If you are part of the small cadre of professional, local politicians in Toledo, win or lose, retired or semiretired, disgraced, distinguished, or, mostly, just there, you never have to go home. There will always be another act for you, a sinecure, at least a little something.
And everyone goes along with awarding something for the next nebbish, the next retread in line because he knows his time will come. At some point he will be out of office and, without a sinecure he will have to get a real job and actually work for a living.
Hence an ex-city council president can be a mayoral chief of staff. An ex-council veteran is qualified to run the finance department, and, when that blows up, become a court administrator. A failed candidate for mayor can always become a judge. City hacks go to the county and the county hacks to the city, and some people get to double dip.
That’s not to say that some of these folks might not be quite able at one or more jobs along the trough. It’s just that, first, no one ever seems to leave the field for good and, second, there is more interest in finding the good old boy a safe and warm place than finding the best person for a particular post.
The latest is Steve Steel, who served on the school board and city council and even as president of council and chairman of the Lucas County Democratic Party, all without leaving lasting footprints. He is an unobjectionable fellow who seems to mean well, but no one can think of anything really great that he did or said in years and years of public office.
An idea has lately been floated, by the current council president, Matt Cherry, that Mr. Steel become the city council chief of staff — a position that does not currently exist and would have to be created, to the tune of some $70,000 a year.
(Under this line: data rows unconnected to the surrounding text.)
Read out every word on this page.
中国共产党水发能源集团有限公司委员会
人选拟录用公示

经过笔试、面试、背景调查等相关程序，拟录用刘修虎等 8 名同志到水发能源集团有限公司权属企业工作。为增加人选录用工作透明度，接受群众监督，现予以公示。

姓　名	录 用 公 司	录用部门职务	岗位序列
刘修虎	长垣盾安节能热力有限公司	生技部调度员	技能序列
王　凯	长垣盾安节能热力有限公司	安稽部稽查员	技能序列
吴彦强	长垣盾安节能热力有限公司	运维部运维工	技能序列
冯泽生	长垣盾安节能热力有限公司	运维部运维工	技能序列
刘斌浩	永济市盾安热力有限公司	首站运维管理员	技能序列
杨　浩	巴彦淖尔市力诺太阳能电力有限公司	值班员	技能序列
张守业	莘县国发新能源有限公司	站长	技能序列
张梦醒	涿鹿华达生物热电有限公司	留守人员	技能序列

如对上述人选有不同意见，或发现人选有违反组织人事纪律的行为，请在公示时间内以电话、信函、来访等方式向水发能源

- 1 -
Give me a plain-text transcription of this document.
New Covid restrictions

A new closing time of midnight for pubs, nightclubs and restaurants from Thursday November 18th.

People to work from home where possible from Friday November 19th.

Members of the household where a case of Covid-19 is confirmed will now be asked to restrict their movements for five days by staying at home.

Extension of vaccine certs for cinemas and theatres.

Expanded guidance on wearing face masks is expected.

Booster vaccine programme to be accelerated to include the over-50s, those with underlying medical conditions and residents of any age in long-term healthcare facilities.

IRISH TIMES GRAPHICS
Mr. Cherry has since backed off, and is giving the idea time to germinate (and gather the requisite number of votes, which may never be found).
A cooling off period is a good idea, because it is not clear that council needs a chief of staff or that, if it does, Mr. Steel is the right man for the job.
Yes, Mr. Steel has to make a living, like we all do, and like all old politicians do. But is it up to the taxpayers, in every case, to provide that living?
The function of the political class, at every level of politics in America, is, too often, not to serve the people but to care for itself.
That word sinecure is an interesting one. It means “an office or position that requires little or no work and that usually provides an income.”
There you have it. Toledo politics in a nutshell: It’s all about the sinecure. And the most important thing to “administer” is the spoils.
Welcome to the picnic. And where’s yours?